In this section we will try to formulate an answer to the following questions. What do images tell us about a 3D scene? How can we get 3D information from these images? What do we need to know beforehand? A few problems and difficulties will also be presented.
An image like in Figure 1.1 tells us a lot about the observed scene. There is however not enough information to reconstruct the 3D scene (at least not without doing an important number of assumptions on the structure of the scene). This is due to the nature of the image formation process which consists of a projection from a three-dimensional scene onto a two-dimensional image. During this process the depth is lost.
Figure 1.2 illustrates this. The three-dimensional point corresponding to a specific image point is constraint to be on the associated line of sight. From a single image it is not possible to determine which point of this line corresponds to the image point.
An image of a scene
If two (or more) images are available, then -as can be seen from Figure 1.3- the three-dimensional point can be obtained as the intersection of the two line of sights. This process is called triangulation. Note, however, that a number of things are needed for this:
Back-projection of a point along the line of sight.
The relation between an image point and its line of sight is given by the camera model (e.g. pinhole camera) and the calibration parameters. These parameters are often called the intrinsic camera parameters while the position and orientation of the camera are in general called extrinsic parameters.
- Corresponding image points
- Relative pose of the camera for the different views
- Relation between the image points and the corresponding line of sight
In the following chapters we will learn how all these elements can be retrieved from the images. The key for this are the relations between multiple views which tell us that corresponding sets of points must contain some structure and that this structure is related to the poses and the calibration of the camera.
Reconstruction of three-dimensional point through triangulation.
Note that different viewpoints are not the only depth cues that are available in images. In Figure 1.4 some other depth cues are illustrated. Although approaches have been presented that can exploit most of these, in this text we will concentrate on the use of multiple views.
Shading (top-left), shadows/symmetry/silhouette (top-right), texture (bottom-left) and focus (bottom-right) also give some hints about depth or local geometry.
In Figure 1.5 a few problems for 3D modeling from images are illustrated. Most of these problems will limit the application of the presented method. However, some of the problems can be tackled by the presented approach.

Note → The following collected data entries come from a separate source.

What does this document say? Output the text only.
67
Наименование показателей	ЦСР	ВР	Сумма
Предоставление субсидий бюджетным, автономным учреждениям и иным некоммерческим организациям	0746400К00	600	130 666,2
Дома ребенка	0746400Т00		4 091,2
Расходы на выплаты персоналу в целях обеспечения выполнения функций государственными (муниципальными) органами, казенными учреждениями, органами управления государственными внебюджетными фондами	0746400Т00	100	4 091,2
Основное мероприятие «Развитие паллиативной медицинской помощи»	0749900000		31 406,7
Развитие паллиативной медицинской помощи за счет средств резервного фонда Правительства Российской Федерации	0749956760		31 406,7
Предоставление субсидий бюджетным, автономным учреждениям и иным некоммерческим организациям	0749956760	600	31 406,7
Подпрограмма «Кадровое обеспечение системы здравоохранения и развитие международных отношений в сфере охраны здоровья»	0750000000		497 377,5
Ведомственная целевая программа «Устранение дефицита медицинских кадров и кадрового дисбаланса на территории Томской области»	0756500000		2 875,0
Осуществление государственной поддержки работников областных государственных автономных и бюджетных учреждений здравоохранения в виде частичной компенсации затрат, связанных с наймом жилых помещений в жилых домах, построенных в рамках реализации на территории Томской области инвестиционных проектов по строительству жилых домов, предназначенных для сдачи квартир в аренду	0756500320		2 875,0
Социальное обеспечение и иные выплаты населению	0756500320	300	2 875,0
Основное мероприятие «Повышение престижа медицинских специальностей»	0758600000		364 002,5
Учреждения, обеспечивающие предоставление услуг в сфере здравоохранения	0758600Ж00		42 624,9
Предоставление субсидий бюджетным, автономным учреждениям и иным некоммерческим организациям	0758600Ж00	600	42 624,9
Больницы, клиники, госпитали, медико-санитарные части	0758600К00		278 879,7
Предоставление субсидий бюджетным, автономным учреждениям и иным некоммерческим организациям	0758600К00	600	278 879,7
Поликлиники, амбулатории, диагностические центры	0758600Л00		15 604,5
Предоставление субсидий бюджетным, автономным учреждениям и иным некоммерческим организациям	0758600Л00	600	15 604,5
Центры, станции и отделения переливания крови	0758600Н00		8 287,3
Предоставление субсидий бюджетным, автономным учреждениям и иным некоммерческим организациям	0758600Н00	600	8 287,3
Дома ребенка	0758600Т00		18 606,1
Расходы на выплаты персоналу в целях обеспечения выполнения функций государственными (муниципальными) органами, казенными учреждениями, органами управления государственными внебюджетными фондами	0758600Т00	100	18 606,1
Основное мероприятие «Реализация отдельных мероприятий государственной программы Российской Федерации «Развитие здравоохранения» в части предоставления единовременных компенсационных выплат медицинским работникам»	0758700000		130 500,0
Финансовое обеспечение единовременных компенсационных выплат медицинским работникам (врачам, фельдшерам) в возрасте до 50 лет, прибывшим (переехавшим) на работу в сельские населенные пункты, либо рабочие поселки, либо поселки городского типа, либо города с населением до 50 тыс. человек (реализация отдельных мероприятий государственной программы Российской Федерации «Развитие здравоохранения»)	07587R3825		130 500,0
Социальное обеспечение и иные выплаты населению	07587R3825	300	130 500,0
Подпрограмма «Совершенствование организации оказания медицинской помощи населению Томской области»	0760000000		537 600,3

Another type of problems is caused when the imaging process does not satisfy the camera model that is used. In Figure 1.6 two examples are given. In the left image quite some radial distortion is present. This means that the assumption of a pinhole camera is not satisfied. It is however possible to extend the model to take the distortion into account. The right image however is much harder to use since an important part of the scene is not in focus. There is also some blooming in that image (i.e. overflow of CCD-pixel to the whole column). Most of these problems can however be avoided under normal imaging circumstance.
Some difficult scenes: moving objects (top-left), complex scene with many discontinuities (top-right), reflections (bottom-left) and another hard scene (bottom-right).
Some problems with image acquisition: radial distortion (left), un-focussed and blooming (right).